Europe's Alpine region is going through its warmest period in 1,300 years, the head of an extensive climate study said Tuesday.

"We are currently experiencing the warmest period in the Alpine region in 1,300 years," Reinhard Boehm, a climatologist at Austria's Central Institute for Meteorology and Geodynamics said.

Boehm based his comments on the results of a project conducted by a group of European institutes between March 2003 and August 2006. Their aim was to reconstruct the climate in the region encompassing the Rhone Valley in France to the west, Budapest, Hungary to the east, Tuscany, Italy to the south and Nuremberg, Germany to the north over the past 1,000 years.

Boehm said the current warm period in the Alpine region began in the 1980s, noting that a similar warming occurred in the 10th and 12th centuries. However, the temperatures during those phases were "slightly under the temperatures we've experienced over the past 20 years."

Humans first had an impact on the global climate in the 1950s, Boehm said, noting that at first, the release of aerosols into the atmosphere cooled the climate. Since the 1980s, however, greenhouse gases such as carbon dioxide and methane have warmed it up, he said.

"It will undoubtedly get warmer in the future," Boehm said.

Sponsored by the European Union, the project sought to homogenize climate data collected in the Alpine region over the past 250 years. Climate reconstruction focused on seven parameters, including temperature, sunshine periods and cloud cover. Tree rings and ice core measurements were also taken into consideration.

The unseasonably warm weather this autumn has caused concern in Austria's ski resorts, where slopes are still largely covered in green grass instead of snow. Many, such as St. Anton am Arlberg, have had to postpone the start of their skiing season and some have tried attracting tourists with alternative programs, such as hiking.

Austrian ski resorts usually open at the end of November or early December.
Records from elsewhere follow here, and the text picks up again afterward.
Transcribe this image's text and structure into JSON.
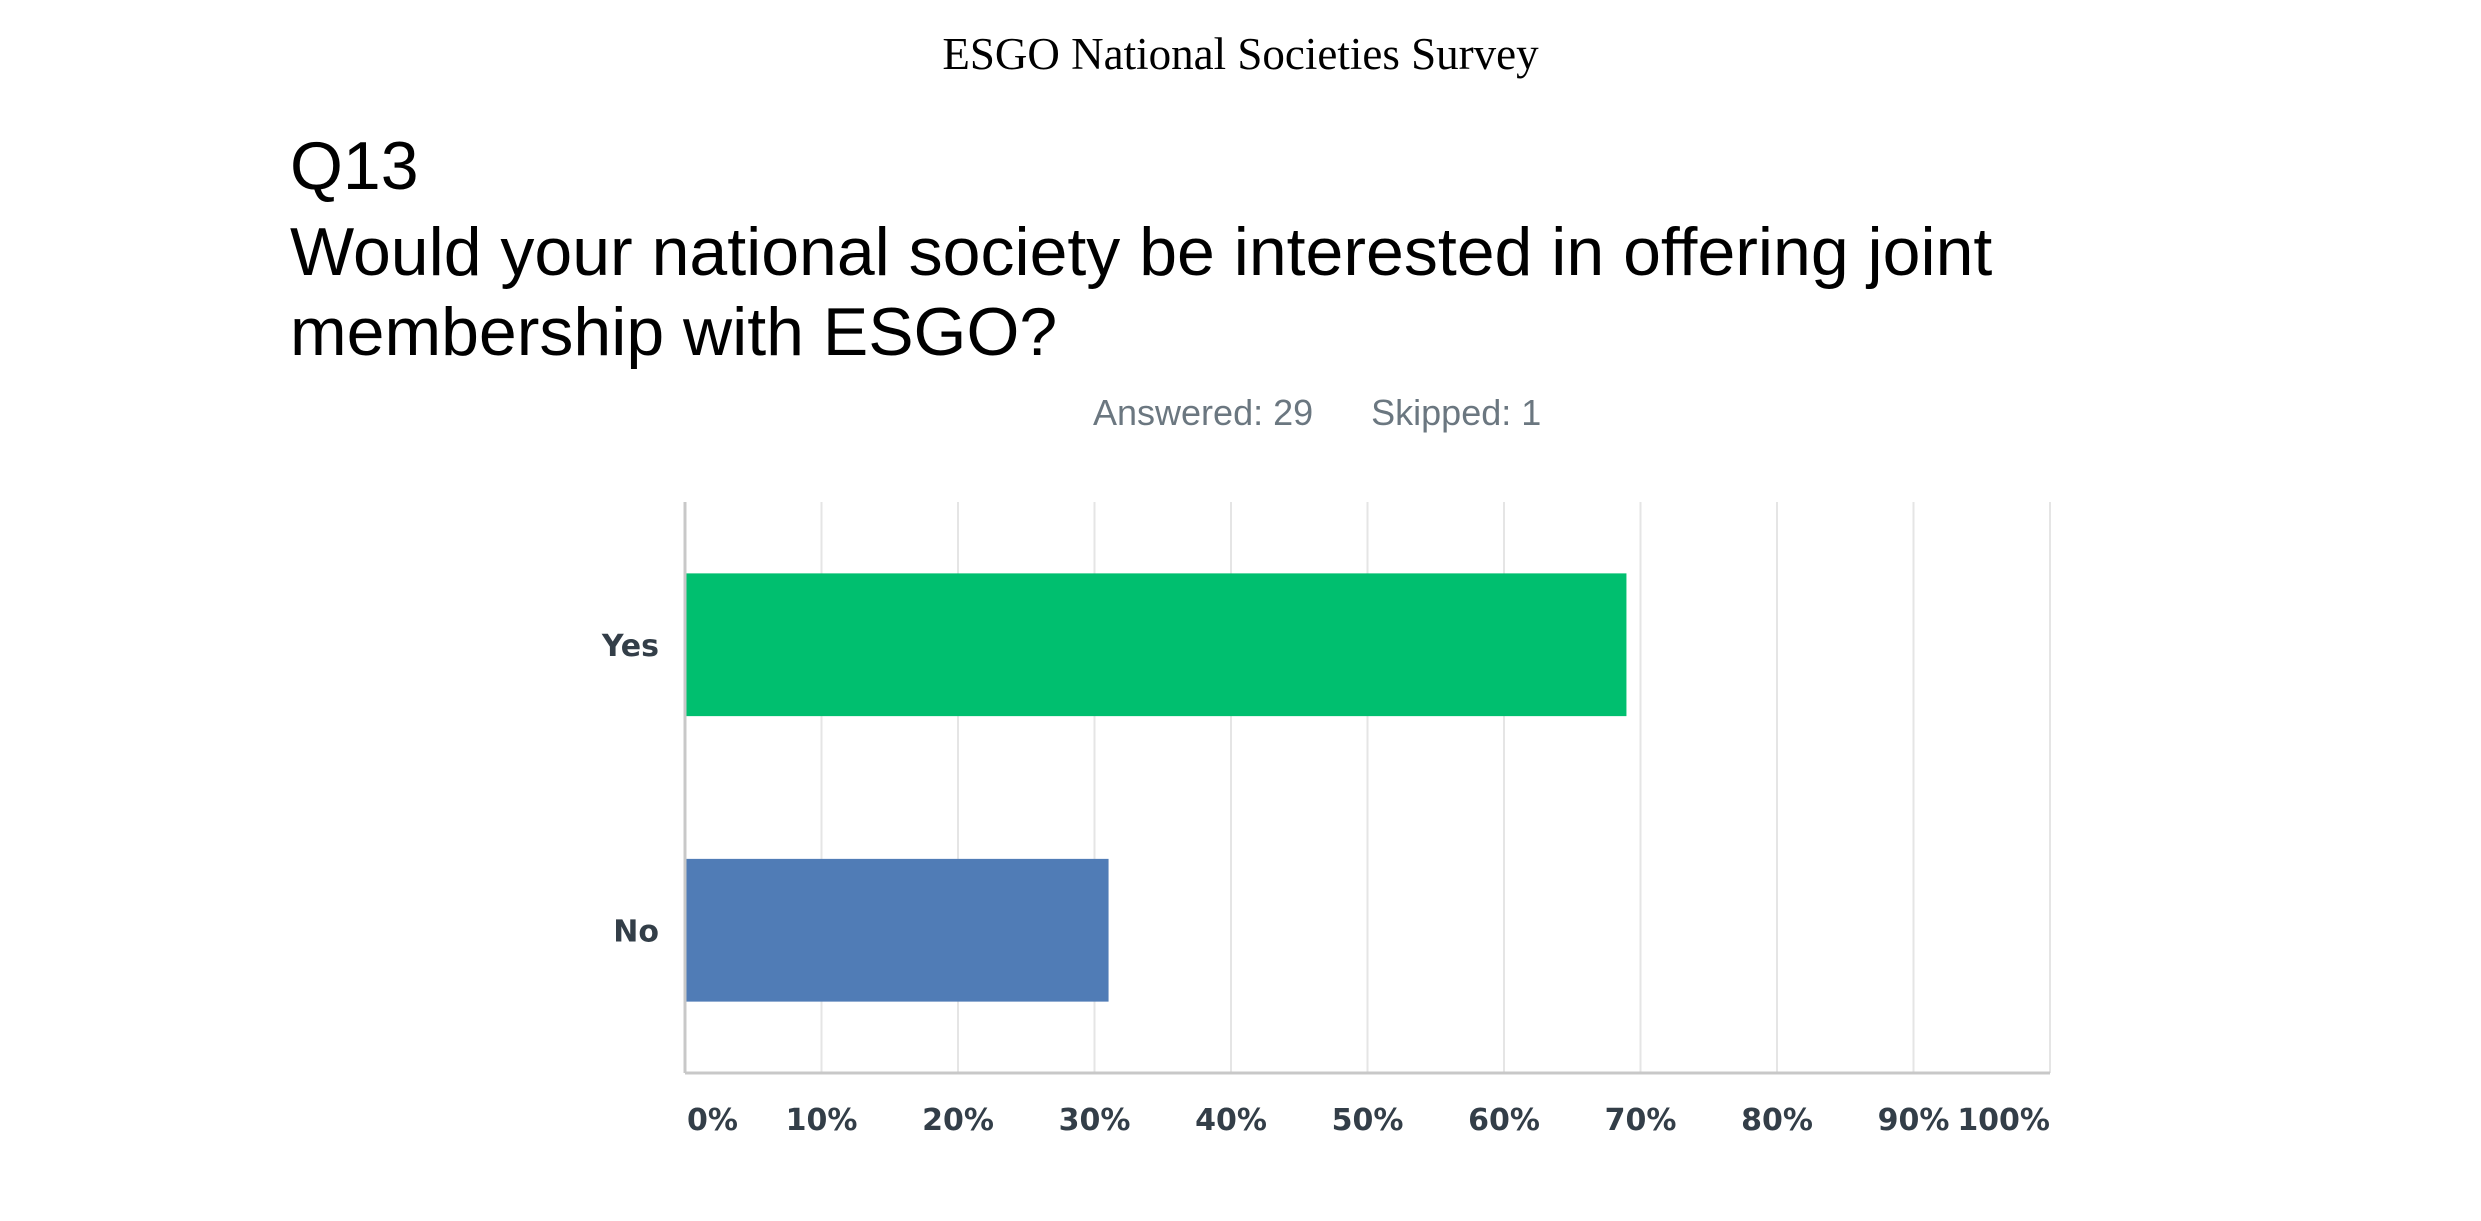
{
  "header": {
    "title": "ESGO National Societies Survey"
  },
  "question": {
    "number": "Q13",
    "text": "Would your national society be interested in offering joint membership with ESGO?"
  },
  "stats": {
    "answered": "Answered: 29",
    "skipped": "Skipped: 1"
  },
  "chart_data": {
    "type": "bar",
    "orientation": "horizontal",
    "categories": [
      "Yes",
      "No"
    ],
    "values": [
      68.97,
      31.03
    ],
    "unit": "%",
    "colors": [
      "#00bf6f",
      "#507cb6"
    ],
    "xlim": [
      0,
      100
    ],
    "xticks": [
      0,
      10,
      20,
      30,
      40,
      50,
      60,
      70,
      80,
      90,
      100
    ],
    "xtick_labels": [
      "0%",
      "10%",
      "20%",
      "30%",
      "40%",
      "50%",
      "60%",
      "70%",
      "80%",
      "90%",
      "100%"
    ],
    "grid": "vertical",
    "grid_color": "#e5e5e5",
    "axis_color": "#c8c8c8",
    "legend": "none"
  }
}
Wilma Himmelfreundpointner, deputy director of the St. Anton Tourist Office, said the resort has the capability to cover 80 percent of its slopes with fake snow. But the current mild temperatures and sunshine make that an impossible option at the moment, she said.

"What can you do? One can't change the weather," Himmelfreundpointer said, adding some tourists go on day trips to nearby glaciers in order to ski.

In some cases, organizers have had to be creative to make sure their events take place as planned.

In Hochfilzen, Tyrol, organizers of an upcoming international race went to the Grossglockner — Austria's highest mountain — to get snow they needed to prepare their track.

It took about five days to truck between 7,000 and 8,000 cubic meters (9,200 - 10,500 cubic yards) of snow from the Grossglockner, said organizer Thomas Abfalter.